Differences between Haiku and AS

As you are aware, among the traditions in haiku are the Kireji and the Kigo, the cutting word and the seasonal reference. Ginsberg was not interested in perpetuating these traditions, or he would have somply written haiku like Kerouac and McClure, though their haiku are more like senryu. I started my practice by using dates which often provide a seasonal context, such as:

1.05.09 – Would her Thanksgiving stuffing been this hard to flush had we eaten it?

6.20.10 – Seattle solstice: Chihuahua shivers in cold rain outside starbucks.

12.24.10 – She makes an ornament, he asks if she’s taken her thorazine.

10.20.11 – Seattle day: wondering if the solar-powered prayer wheel will turn.
I think the cutting word in American Sentences, if there is one, could be the last as above in starbucks, or Thorazine. It’s the last word that provides the context, or that reveals it. But all the above examples clearly engage the sensorium and the date on the Christmas Eve 2010 poem clearly marks the ornament as one that goes on the Christmas tree and that would not be clear without the date. Even the Thanksgiving stuffing is not flushed until being in the fridge, potential leftovers, for at least five weeks which is a comment on refrigerator hygiene.

Criteria for a strong AS

Like in other forms of poetry, you can apply Ezra Pound’s melopoeia, phanopoeia and logopoeia to determine a poem’s qualities. In the January 5, 2009 poem:

1.05.09 – Would her Thanksgiving stuffing been this hard to flush had we eaten it?
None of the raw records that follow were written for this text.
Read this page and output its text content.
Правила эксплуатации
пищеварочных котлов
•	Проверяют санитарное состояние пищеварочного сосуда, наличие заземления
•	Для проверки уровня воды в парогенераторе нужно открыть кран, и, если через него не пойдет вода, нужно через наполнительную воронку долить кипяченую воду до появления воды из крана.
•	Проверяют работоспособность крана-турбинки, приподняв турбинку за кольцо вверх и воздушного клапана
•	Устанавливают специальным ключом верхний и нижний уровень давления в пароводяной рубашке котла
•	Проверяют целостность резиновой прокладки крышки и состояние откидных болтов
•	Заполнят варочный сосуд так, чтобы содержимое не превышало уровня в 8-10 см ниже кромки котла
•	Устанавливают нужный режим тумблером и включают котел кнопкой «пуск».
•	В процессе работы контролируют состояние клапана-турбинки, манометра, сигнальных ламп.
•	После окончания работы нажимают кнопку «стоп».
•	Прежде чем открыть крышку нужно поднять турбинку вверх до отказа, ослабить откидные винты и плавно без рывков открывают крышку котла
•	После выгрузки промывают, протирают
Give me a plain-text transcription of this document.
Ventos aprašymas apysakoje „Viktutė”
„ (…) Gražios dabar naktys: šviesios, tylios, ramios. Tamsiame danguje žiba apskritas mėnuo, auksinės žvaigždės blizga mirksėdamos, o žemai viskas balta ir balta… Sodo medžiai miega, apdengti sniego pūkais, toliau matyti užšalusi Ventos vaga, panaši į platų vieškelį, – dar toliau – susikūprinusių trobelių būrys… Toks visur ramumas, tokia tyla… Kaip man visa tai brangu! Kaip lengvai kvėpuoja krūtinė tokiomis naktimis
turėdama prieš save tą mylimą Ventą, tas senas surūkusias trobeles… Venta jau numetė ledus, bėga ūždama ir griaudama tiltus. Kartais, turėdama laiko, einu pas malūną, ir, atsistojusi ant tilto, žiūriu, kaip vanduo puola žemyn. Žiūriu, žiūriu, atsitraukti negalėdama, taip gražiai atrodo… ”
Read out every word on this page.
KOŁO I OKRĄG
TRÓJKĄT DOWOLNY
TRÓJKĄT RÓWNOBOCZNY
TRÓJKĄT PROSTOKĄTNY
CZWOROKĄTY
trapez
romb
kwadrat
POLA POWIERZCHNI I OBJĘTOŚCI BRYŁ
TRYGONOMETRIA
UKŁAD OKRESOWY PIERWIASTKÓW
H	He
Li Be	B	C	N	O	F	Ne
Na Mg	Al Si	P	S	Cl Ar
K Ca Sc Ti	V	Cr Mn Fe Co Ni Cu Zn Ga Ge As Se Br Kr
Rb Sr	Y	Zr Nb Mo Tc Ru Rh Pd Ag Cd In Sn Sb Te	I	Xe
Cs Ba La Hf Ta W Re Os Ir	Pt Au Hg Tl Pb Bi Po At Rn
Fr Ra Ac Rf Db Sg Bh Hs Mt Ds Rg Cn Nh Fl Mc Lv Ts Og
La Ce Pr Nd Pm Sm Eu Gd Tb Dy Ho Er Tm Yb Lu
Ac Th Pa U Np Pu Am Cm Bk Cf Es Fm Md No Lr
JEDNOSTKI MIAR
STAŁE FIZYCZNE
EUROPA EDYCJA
There is the assonance of “stuffing” and “flush” which helps give the last word of the poem a double kick. There is the melopoeia of assonance and the logopoeia of the final act of this ritual ingredient gone wrong with the added comment about a partner’s (& now ex-wife’s) food storage and fridge hygiene practices. I won’t go into the imagery, but liking something she cooked to feces I think says a lot. In his essay “Creativity and the Fully Developed Bard” Ed Sanders goes over those qualities of poetry and adds a few:

One could study the metrics of the poem, but I do not have formal training in metrics and tend to use those rhythms which are part of my own genetics (Afro-Cuban) and my environment which includes many years as a Jazz radio DJ and many more years as a builder of Spotify playlists which are also an artform.

Works Cited:

Nelson, Paul E. American Sentences. Baltimore, Apprentice House, 2021

Sanders, Ed. “Creativity and the Fully Developed Bard.” Disembodied Poetics. Albuquerque, University of New Mexico Press, 1994.